576 unique proteins were measured from blood isolated from CD patients (n = 98) using seven different Olink® panels. All patients were also genotyped using Immunochip. We integrated the above two datasets using an unsupervised data integration algorithm called Multi-Omics Factor Analysis (MOFA). MOFA identifies Latent Factors (LFs) which are hidden representative variables which capture the sources of variation in the provided -omic datasets. LFs capturing less than 2% of the variance were discarded. By using a regression model, we identified explanatory LFs which associate with clinical phenotypes. Proteins and mutations were ranked according to the scores assigned by the corresponding explanatory LF. Potential effects of mutations were inferred by analysing their impacts on coding and non-coding functions.
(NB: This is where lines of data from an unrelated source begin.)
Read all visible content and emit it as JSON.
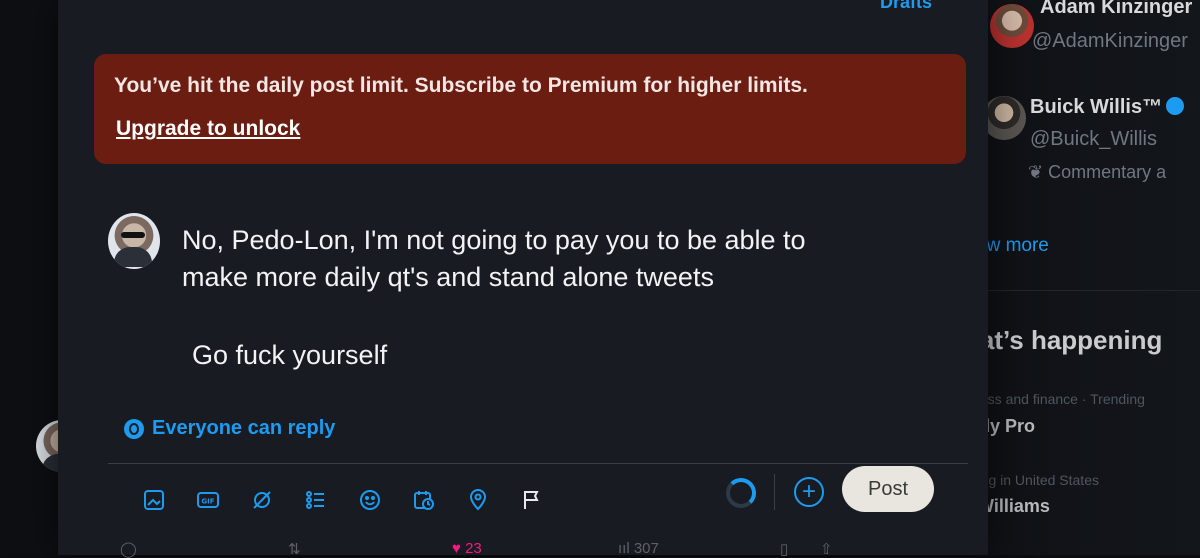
{
  "modal": {
    "top_link": "Drafts",
    "banner": {
      "message": "You’ve hit the daily post limit. Subscribe to Premium for higher limits.",
      "link": "Upgrade to unlock"
    },
    "post_lines": [
      "No, Pedo-Lon, I'm not going to pay you to be able to",
      "make more daily qt's and stand alone tweets"
    ],
    "post_line_3": "Go fuck yourself",
    "reply_setting": "Everyone can reply",
    "post_button": "Post",
    "add_button": "+",
    "toolbar_icons": [
      "image-icon",
      "gif-icon",
      "grok-icon",
      "poll-icon",
      "emoji-icon",
      "schedule-icon",
      "location-icon",
      "flag-icon"
    ]
  },
  "sidebar": {
    "accounts": [
      {
        "name": "Adam Kinzinger",
        "handle": "@AdamKinzinger"
      },
      {
        "name": "Buick Willis™",
        "handle": "@Buick_Willis",
        "bio": "Commentary a"
      }
    ],
    "show_more": "ow more",
    "heading": "hat’s happening",
    "trends": [
      {
        "context": "siness and finance · Trending",
        "name": "ardy Pro"
      },
      {
        "context": "nding in United States",
        "name": "y Williams"
      }
    ]
  },
  "bottom_actions": {
    "likes": "23",
    "views": "307"
  },
  "colors": {
    "accent": "#1d9bf0",
    "banner": "#6b1d12",
    "modal_bg": "#181b21"
  }
}
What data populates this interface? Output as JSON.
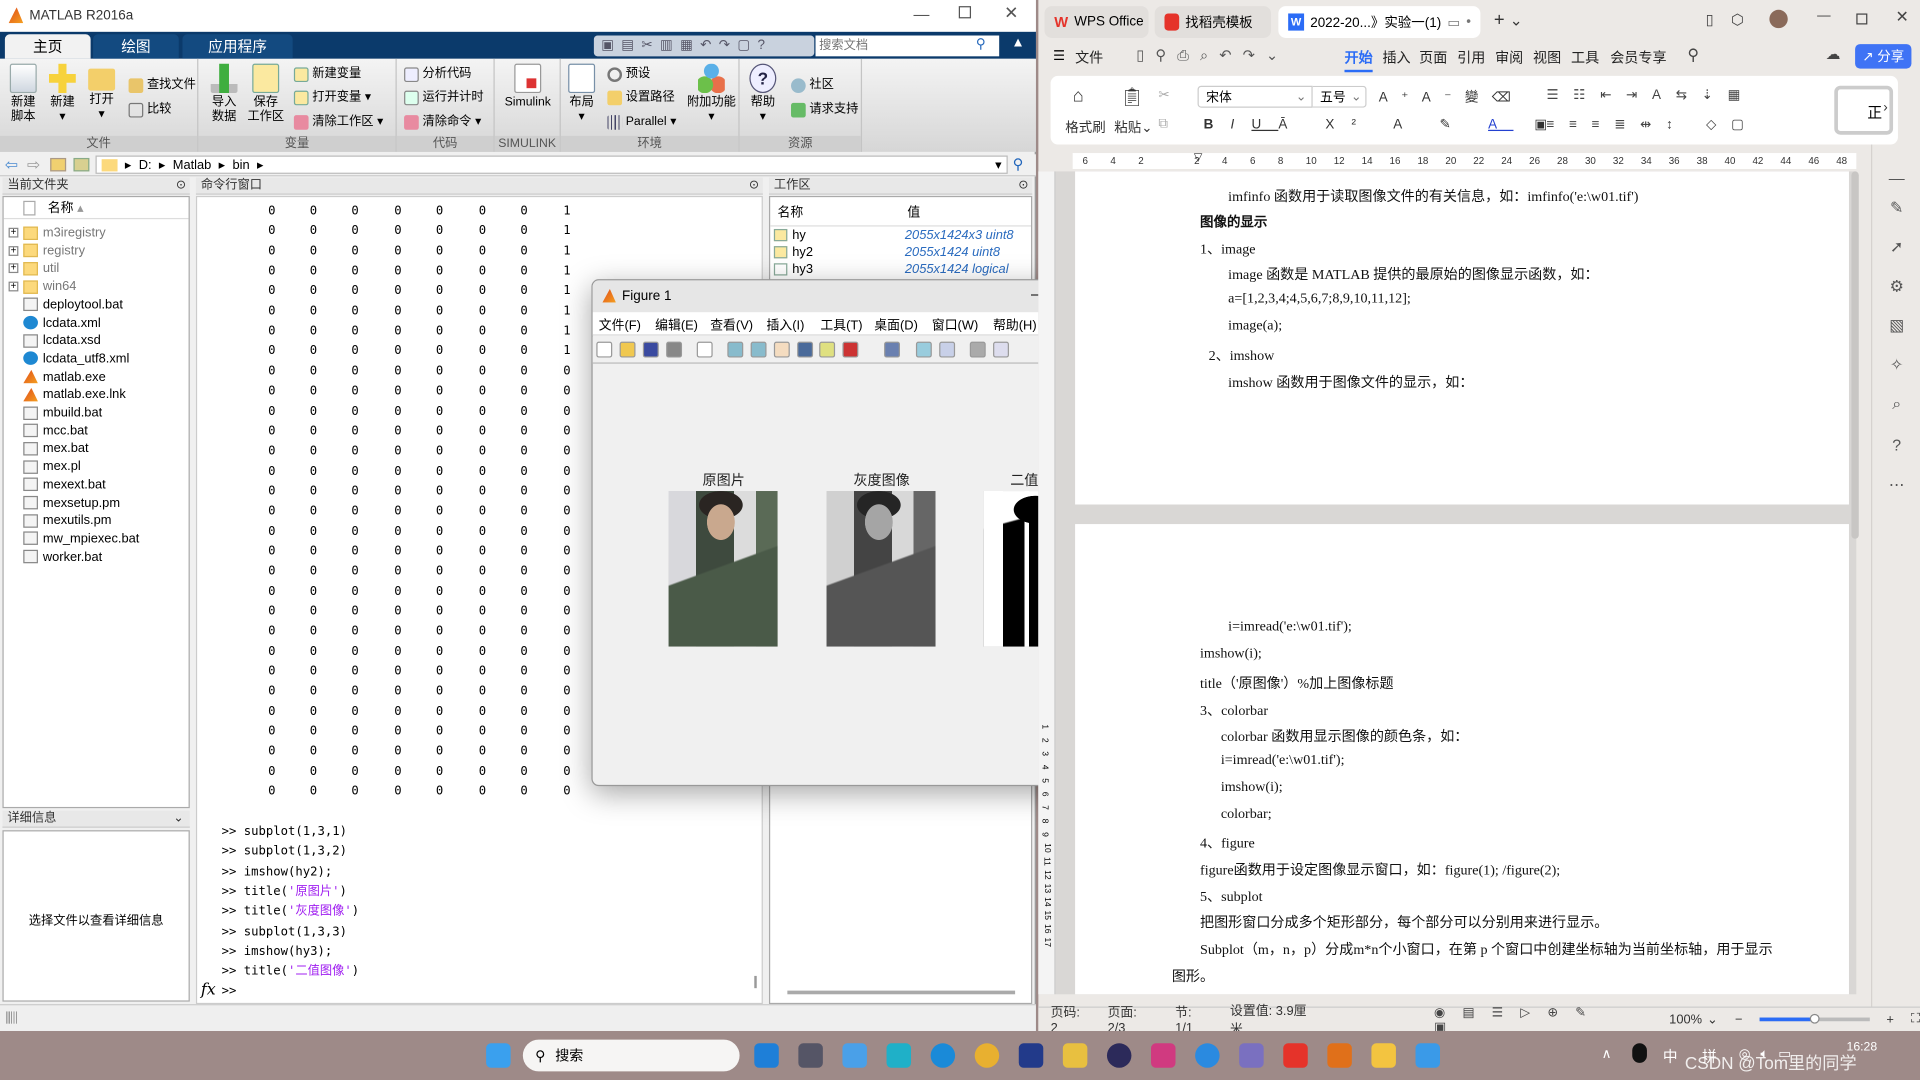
{
  "matlab": {
    "title": "MATLAB R2016a",
    "tabs": [
      "主页",
      "绘图",
      "应用程序"
    ],
    "search_placeholder": "搜索文档",
    "ribbon": {
      "groups": [
        "文件",
        "变量",
        "代码",
        "SIMULINK",
        "环境",
        "资源"
      ],
      "new_script": "新建\n脚本",
      "new": "新建",
      "open": "打开",
      "find_files": "查找文件",
      "compare": "比较",
      "import": "导入\n数据",
      "save_ws": "保存\n工作区",
      "new_var": "新建变量",
      "open_var": "打开变量",
      "clear_ws": "清除工作区",
      "analyze": "分析代码",
      "run_time": "运行并计时",
      "clear_cmd": "清除命令",
      "simulink": "Simulink",
      "layout": "布局",
      "prefs": "预设",
      "set_path": "设置路径",
      "parallel": "Parallel",
      "addons": "附加功能",
      "help": "帮助",
      "community": "社区",
      "support": "请求支持"
    },
    "address": [
      "D:",
      "Matlab",
      "bin"
    ],
    "current_folder": {
      "title": "当前文件夹",
      "col_name": "名称",
      "items": [
        {
          "name": "m3iregistry",
          "icon": "folder"
        },
        {
          "name": "registry",
          "icon": "folder"
        },
        {
          "name": "util",
          "icon": "folder"
        },
        {
          "name": "win64",
          "icon": "folder"
        },
        {
          "name": "deploytool.bat",
          "icon": "bat"
        },
        {
          "name": "lcdata.xml",
          "icon": "edge"
        },
        {
          "name": "lcdata.xsd",
          "icon": "schema"
        },
        {
          "name": "lcdata_utf8.xml",
          "icon": "edge"
        },
        {
          "name": "matlab.exe",
          "icon": "matlab"
        },
        {
          "name": "matlab.exe.lnk",
          "icon": "matlab"
        },
        {
          "name": "mbuild.bat",
          "icon": "bat"
        },
        {
          "name": "mcc.bat",
          "icon": "bat"
        },
        {
          "name": "mex.bat",
          "icon": "bat"
        },
        {
          "name": "mex.pl",
          "icon": "file"
        },
        {
          "name": "mexext.bat",
          "icon": "bat"
        },
        {
          "name": "mexsetup.pm",
          "icon": "file"
        },
        {
          "name": "mexutils.pm",
          "icon": "file"
        },
        {
          "name": "mw_mpiexec.bat",
          "icon": "bat"
        },
        {
          "name": "worker.bat",
          "icon": "bat"
        }
      ]
    },
    "details": {
      "title": "详细信息",
      "message": "选择文件以查看详细信息"
    },
    "command_window": {
      "title": "命令行窗口",
      "matrix": [
        [
          0,
          0,
          0,
          0,
          0,
          0,
          0,
          1
        ],
        [
          0,
          0,
          0,
          0,
          0,
          0,
          0,
          1
        ],
        [
          0,
          0,
          0,
          0,
          0,
          0,
          0,
          1
        ],
        [
          0,
          0,
          0,
          0,
          0,
          0,
          0,
          1
        ],
        [
          0,
          0,
          0,
          0,
          0,
          0,
          0,
          1
        ],
        [
          0,
          0,
          0,
          0,
          0,
          0,
          0,
          1
        ],
        [
          0,
          0,
          0,
          0,
          0,
          0,
          0,
          1
        ],
        [
          0,
          0,
          0,
          0,
          0,
          0,
          0,
          1
        ],
        [
          0,
          0,
          0,
          0,
          0,
          0,
          0,
          0
        ],
        [
          0,
          0,
          0,
          0,
          0,
          0,
          0,
          0
        ],
        [
          0,
          0,
          0,
          0,
          0,
          0,
          0,
          0
        ],
        [
          0,
          0,
          0,
          0,
          0,
          0,
          0,
          0
        ],
        [
          0,
          0,
          0,
          0,
          0,
          0,
          0,
          0
        ],
        [
          0,
          0,
          0,
          0,
          0,
          0,
          0,
          0
        ],
        [
          0,
          0,
          0,
          0,
          0,
          0,
          0,
          0
        ],
        [
          0,
          0,
          0,
          0,
          0,
          0,
          0,
          0
        ],
        [
          0,
          0,
          0,
          0,
          0,
          0,
          0,
          0
        ],
        [
          0,
          0,
          0,
          0,
          0,
          0,
          0,
          0
        ],
        [
          0,
          0,
          0,
          0,
          0,
          0,
          0,
          0
        ],
        [
          0,
          0,
          0,
          0,
          0,
          0,
          0,
          0
        ],
        [
          0,
          0,
          0,
          0,
          0,
          0,
          0,
          0
        ],
        [
          0,
          0,
          0,
          0,
          0,
          0,
          0,
          0
        ],
        [
          0,
          0,
          0,
          0,
          0,
          0,
          0,
          0
        ],
        [
          0,
          0,
          0,
          0,
          0,
          0,
          0,
          0
        ],
        [
          0,
          0,
          0,
          0,
          0,
          0,
          0,
          0
        ],
        [
          0,
          0,
          0,
          0,
          0,
          0,
          0,
          0
        ],
        [
          0,
          0,
          0,
          0,
          0,
          0,
          0,
          0
        ],
        [
          0,
          0,
          0,
          0,
          0,
          0,
          0,
          0
        ],
        [
          0,
          0,
          0,
          0,
          0,
          0,
          0,
          0
        ],
        [
          0,
          0,
          0,
          0,
          0,
          0,
          0,
          0
        ]
      ],
      "history": [
        {
          "prompt": ">>",
          "code": "subplot(1,3,1)",
          "str": ""
        },
        {
          "prompt": ">>",
          "code": "subplot(1,3,2)",
          "str": ""
        },
        {
          "prompt": ">>",
          "code": "imshow(hy2);",
          "str": ""
        },
        {
          "prompt": ">>",
          "code": "title(",
          "str": "'原图片'",
          "end": ")"
        },
        {
          "prompt": ">>",
          "code": "title(",
          "str": "'灰度图像'",
          "end": ")"
        },
        {
          "prompt": ">>",
          "code": "subplot(1,3,3)",
          "str": ""
        },
        {
          "prompt": ">>",
          "code": "imshow(hy3);",
          "str": ""
        },
        {
          "prompt": ">>",
          "code": "title(",
          "str": "'二值图像'",
          "end": ")"
        }
      ],
      "prompt": ">>",
      "fx": "fx"
    },
    "workspace": {
      "title": "工作区",
      "col_name": "名称",
      "col_value": "值",
      "vars": [
        {
          "name": "hy",
          "value": "2055x1424x3 uint8",
          "icon": "matrix"
        },
        {
          "name": "hy2",
          "value": "2055x1424 uint8",
          "icon": "matrix"
        },
        {
          "name": "hy3",
          "value": "2055x1424 logical",
          "icon": "logical"
        }
      ]
    }
  },
  "figure": {
    "title": "Figure 1",
    "menu": [
      "文件(F)",
      "编辑(E)",
      "查看(V)",
      "插入(I)",
      "工具(T)",
      "桌面(D)",
      "窗口(W)",
      "帮助(H)"
    ],
    "subplot_titles": [
      "原图片",
      "灰度图像",
      "二值图像"
    ]
  },
  "wps": {
    "tabs": [
      "WPS Office",
      "找稻壳模板",
      "2022-20...》实验一(1)"
    ],
    "menu": [
      "文件",
      "开始",
      "插入",
      "页面",
      "引用",
      "审阅",
      "视图",
      "工具",
      "会员专享"
    ],
    "active_menu": "开始",
    "share": "分享",
    "font": "宋体",
    "font_size": "五号",
    "format_painter": "格式刷",
    "paste": "粘贴",
    "style_preview": "正",
    "ruler": [
      "6",
      "4",
      "2",
      "",
      "2",
      "4",
      "6",
      "8",
      "10",
      "12",
      "14",
      "16",
      "18",
      "20",
      "22",
      "24",
      "26",
      "28",
      "30",
      "32",
      "34",
      "36",
      "38",
      "40",
      "42",
      "44",
      "46",
      "48"
    ],
    "vruler": [
      "1",
      "2",
      "3",
      "4",
      "5",
      "6",
      "7",
      "8",
      "9",
      "10",
      "11",
      "12",
      "13",
      "14",
      "15",
      "16",
      "17"
    ],
    "doc_lines": [
      "imfinfo 函数用于读取图像文件的有关信息，如：imfinfo('e:\\w01.tif')",
      "图像的显示",
      "1、image",
      "image 函数是 MATLAB 提供的最原始的图像显示函数，如：",
      "a=[1,2,3,4;4,5,6,7;8,9,10,11,12];",
      "image(a);",
      "2、imshow",
      "imshow 函数用于图像文件的显示，如：",
      "i=imread('e:\\w01.tif');",
      "imshow(i);",
      "title（'原图像'）%加上图像标题",
      "3、colorbar",
      "colorbar 函数用显示图像的颜色条，如：",
      "i=imread('e:\\w01.tif');",
      "imshow(i);",
      "colorbar;",
      "4、figure",
      "figure函数用于设定图像显示窗口，如：figure(1);   /figure(2);",
      "5、subplot",
      "把图形窗口分成多个矩形部分，每个部分可以分别用来进行显示。",
      "Subplot（m，n，p）分成m*n个小窗口，在第 p 个窗口中创建坐标轴为当前坐标轴，用于显示",
      "图形。"
    ],
    "status": {
      "page_no": "页码: 2",
      "pages": "页面: 2/3",
      "section": "节: 1/1",
      "setting": "设置值: 3.9厘米",
      "zoom": "100%"
    },
    "zoom_level": 0.5,
    "accent": "#2b6cf6"
  },
  "taskbar": {
    "search": "搜索",
    "apps": [
      "start",
      "calendar",
      "calculator",
      "file-manager",
      "desktop",
      "edge",
      "chrome",
      "dev-cpp",
      "app-swirl",
      "eclipse",
      "intellij",
      "app-ring",
      "dolphin",
      "wps",
      "matlab",
      "file-explorer",
      "photos"
    ],
    "tray": {
      "ime1": "中",
      "ime2": "拼",
      "time": "16:28"
    },
    "watermark": "CSDN @Tom里的同学"
  }
}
Local network motifs which capture the direct and indirect effects of mutations on protein expression were identified by using the Cytoscape tool ISMAGS. Protein–protein and transcriptional regulatory relationships retrieved from the OmniPath and DoRothEA databases, respectively, were combined to compile the interaction networks used by ISMAGS.

Results

From the MOFA analysis, we identified five LFs associated with at least one clinical phenotype. Clustering patients along the explanatory LFs achieved meaningful separation of clinical phenotypes such as perianal penetrating disease. The top-ranking proteins associated with perianal-disease included those involved in inflammatory pathways, autophagy or already known to be involved in CD such as IL-8, Rho-GTPase activators, MIF, Caspase 8, TRIM5 and SNAP29. The networks corresponding to the top ranking proteins associated with the perianal phenotype could be broken down into 102 local network motifs. These local motifs pointed out control mechanisms by which a total of 7 mutations mapped to transcription factors (SMAD3, BACH2) and post-translational regulators (such as IFNGR2, IL10, IL2RA, SLC2A4RG and ZMIZ1) could potentially regulate perianal disease‘s pathophysiology and could, therefore, be considered novel drug targets.

Conclusion

By using integrated signature profiles generated from multiple -omic datasets, we identified molecular mechanisms which could potentially describe CD phenotypes such as the occurrence of perianal disease.